Médor tirait sur sa chaîne dans un impatient aboi vers son maître. La jument rouge dérapa sous son fardeau double. Quelques secondes, la jeune fille regarda le groupe sonore fuir sur le chemin, le grand chapeau noir aux bords infléchis, et la coiffe du pays de Caux adoptée par sa mère, la coiffe de la conquête, plus haute que le casque de Minerve, qui dansait au rythme du trot, sur le fond de pourpre du couchant.

C’était la mi-juillet aux courtes nuits bleues. Au delà du marais et du fleuve, le soleil éclaboussait de roses incarnadines les blanches déchirures féodales des rocs où se démantèlent les tours de Tancarville. L’enfant entr’ouvrit son fichu croisé à la fraîcheur du crépuscule. Elle ferma au loquet la grande porte, dit naïvement : Bonsè (bonsoir) à ses bonnes poules qui caquetaient à voix basse dans le poulailler, d’une étrange voix confuse et grave de vieilles en confidences. Le chien s’était endormi très vite anormalement. La cousine bientôt frappait au heurtoir. Et, après un frugal souper de lait sûr, les deux jeunes filles montaient à leurs chambres en causant de leurs innocents fleuretages.

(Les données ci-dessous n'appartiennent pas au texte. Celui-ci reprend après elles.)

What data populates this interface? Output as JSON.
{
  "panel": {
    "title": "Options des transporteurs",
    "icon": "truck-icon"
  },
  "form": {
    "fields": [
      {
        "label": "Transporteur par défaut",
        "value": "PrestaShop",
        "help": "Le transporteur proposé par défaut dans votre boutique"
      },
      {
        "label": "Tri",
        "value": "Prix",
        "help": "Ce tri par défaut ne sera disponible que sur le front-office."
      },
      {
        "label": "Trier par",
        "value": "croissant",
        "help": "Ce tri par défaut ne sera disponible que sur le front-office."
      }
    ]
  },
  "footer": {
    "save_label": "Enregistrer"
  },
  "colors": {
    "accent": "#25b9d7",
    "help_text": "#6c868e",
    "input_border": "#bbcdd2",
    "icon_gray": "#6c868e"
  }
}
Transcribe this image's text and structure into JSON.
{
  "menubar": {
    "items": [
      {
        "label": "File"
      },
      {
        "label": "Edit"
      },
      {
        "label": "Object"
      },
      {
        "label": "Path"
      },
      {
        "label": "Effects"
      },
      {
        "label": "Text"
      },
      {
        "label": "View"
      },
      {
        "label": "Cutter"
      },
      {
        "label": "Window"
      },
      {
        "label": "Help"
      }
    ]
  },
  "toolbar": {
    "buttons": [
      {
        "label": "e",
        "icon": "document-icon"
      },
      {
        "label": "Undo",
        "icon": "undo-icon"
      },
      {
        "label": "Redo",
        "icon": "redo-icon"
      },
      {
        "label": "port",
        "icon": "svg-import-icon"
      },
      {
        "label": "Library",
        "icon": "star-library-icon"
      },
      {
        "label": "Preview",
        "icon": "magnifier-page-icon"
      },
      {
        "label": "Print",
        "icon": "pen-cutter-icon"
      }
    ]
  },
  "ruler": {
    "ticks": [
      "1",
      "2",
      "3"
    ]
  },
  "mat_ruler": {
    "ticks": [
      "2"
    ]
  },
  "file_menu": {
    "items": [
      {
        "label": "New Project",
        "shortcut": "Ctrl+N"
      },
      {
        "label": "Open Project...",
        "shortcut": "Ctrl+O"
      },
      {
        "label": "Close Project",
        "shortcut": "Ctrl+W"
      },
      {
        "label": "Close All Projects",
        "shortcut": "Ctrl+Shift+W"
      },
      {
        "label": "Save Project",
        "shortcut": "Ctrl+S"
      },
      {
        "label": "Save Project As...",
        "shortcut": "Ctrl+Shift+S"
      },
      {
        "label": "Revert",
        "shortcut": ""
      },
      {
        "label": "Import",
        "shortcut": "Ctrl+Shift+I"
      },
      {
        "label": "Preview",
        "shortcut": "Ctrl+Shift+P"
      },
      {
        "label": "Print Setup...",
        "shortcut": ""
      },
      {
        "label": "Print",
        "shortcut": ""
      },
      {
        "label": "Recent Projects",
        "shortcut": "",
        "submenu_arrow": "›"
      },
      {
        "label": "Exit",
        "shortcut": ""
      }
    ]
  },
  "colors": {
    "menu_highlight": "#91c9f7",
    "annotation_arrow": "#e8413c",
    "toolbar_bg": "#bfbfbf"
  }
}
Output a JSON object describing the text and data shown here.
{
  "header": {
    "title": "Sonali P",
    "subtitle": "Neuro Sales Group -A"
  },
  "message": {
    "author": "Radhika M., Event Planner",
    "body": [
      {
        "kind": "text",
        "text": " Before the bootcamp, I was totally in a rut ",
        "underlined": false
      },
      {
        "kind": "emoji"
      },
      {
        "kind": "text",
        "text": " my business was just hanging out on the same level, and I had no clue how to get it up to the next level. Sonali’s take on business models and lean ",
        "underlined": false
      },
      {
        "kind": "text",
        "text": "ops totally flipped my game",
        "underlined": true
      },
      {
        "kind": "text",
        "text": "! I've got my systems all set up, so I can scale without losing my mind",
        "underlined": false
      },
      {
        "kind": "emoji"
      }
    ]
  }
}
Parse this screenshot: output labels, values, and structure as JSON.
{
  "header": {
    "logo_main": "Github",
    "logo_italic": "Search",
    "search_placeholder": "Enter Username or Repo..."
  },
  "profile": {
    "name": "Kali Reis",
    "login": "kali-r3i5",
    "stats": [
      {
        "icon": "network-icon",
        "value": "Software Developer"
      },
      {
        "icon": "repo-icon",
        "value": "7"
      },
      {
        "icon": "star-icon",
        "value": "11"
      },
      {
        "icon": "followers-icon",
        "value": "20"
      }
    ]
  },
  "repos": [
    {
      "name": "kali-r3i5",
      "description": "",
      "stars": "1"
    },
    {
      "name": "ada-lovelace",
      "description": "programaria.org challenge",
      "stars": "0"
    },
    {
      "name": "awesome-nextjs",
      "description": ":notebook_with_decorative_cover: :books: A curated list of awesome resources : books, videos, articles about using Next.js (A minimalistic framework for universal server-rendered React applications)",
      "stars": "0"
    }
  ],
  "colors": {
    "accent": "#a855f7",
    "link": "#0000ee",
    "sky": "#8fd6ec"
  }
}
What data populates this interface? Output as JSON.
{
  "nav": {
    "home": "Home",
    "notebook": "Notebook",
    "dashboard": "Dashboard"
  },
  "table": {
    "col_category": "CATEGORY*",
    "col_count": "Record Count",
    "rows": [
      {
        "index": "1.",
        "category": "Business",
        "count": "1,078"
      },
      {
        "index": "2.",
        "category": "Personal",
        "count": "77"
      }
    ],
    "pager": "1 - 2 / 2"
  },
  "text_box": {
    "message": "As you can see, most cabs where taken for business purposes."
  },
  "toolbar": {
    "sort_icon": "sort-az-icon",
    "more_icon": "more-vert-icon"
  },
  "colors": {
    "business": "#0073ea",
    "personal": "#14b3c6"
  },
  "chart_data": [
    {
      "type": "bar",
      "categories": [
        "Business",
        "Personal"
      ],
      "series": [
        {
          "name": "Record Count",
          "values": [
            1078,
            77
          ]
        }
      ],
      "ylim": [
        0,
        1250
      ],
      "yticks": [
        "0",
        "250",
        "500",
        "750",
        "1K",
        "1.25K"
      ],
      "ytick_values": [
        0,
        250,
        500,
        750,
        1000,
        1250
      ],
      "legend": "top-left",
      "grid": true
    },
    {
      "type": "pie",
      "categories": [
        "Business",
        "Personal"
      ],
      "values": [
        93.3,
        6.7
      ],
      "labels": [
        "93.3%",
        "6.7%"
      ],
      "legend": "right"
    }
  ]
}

Elles formaient un vif contraste : Denise, brune, gaie, pleine de sève ; Rose, blonde, chlorotique, renfermée, de geste lent. Celle-là se décoiffait avec des rires ; l’autre, assise bas sur une chaise de paille, dénouait les lacets de ses souliers : son regard machinal errait par la chambre, quand elle étouffa un cri. Sous le lit, là, un homme allongé !

— Ah !

Sa camarade, toute à ses gazouillis d’oiselle, ne perçut de ce ah ! d’angoisse qu’un faible soupir auquel elle se méprit.